The late Ivy Broadbent lived in Greenhead Lane, Dalton, and kept a meticulous diary of daily events which her son, Richard Broadbent, has transcribed to provide a wonderful slice of domestic history.
The year of the sugar shortage was momentous. The Government enforced a three day working week to ration electricity because of a miners’ strike over inflation and capped wages.
Around 40% of the country suffered blackouts and people learned to live with candlelight at home. Television stations had to close at 10.30pm, petrol deliveries were cut and a 50mph speed limit was imposed.
Abba won the Eurovision Song Contest, Chris Tarrant launched Sally James and TISWAS on TV, the average house price was £10,900 and a gallon of petrol cost 42p – that’s 10p a litre.
Ivy first mentions the sugar shortage on July 16 when the Co-op was limiting sales to four pounds per customer.

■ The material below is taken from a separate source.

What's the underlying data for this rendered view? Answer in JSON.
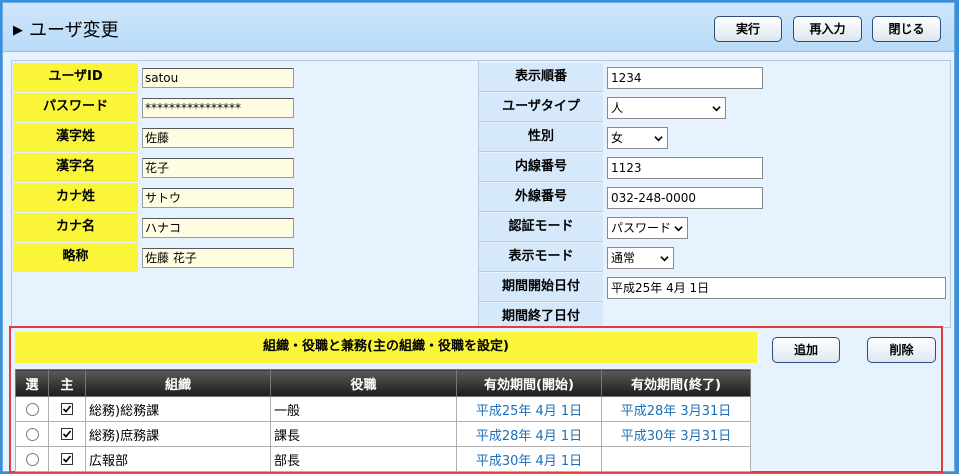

She notes the price was 10-and-a-half pence for a two pound bag. A week later it had gone up one pence and the ration was two pounds a customer.
“Some shopkeepers are cashing in on the shortage by charging up to 18p for a bag.”
By late August people stockpiling meant the Huddersfield Co-op hadn’t had any for three weeks and the price had gone up another four pence. And by the end of October she notes the price was going up to 19p for a two pound bag. “Although there isn’t any in the shops this week.”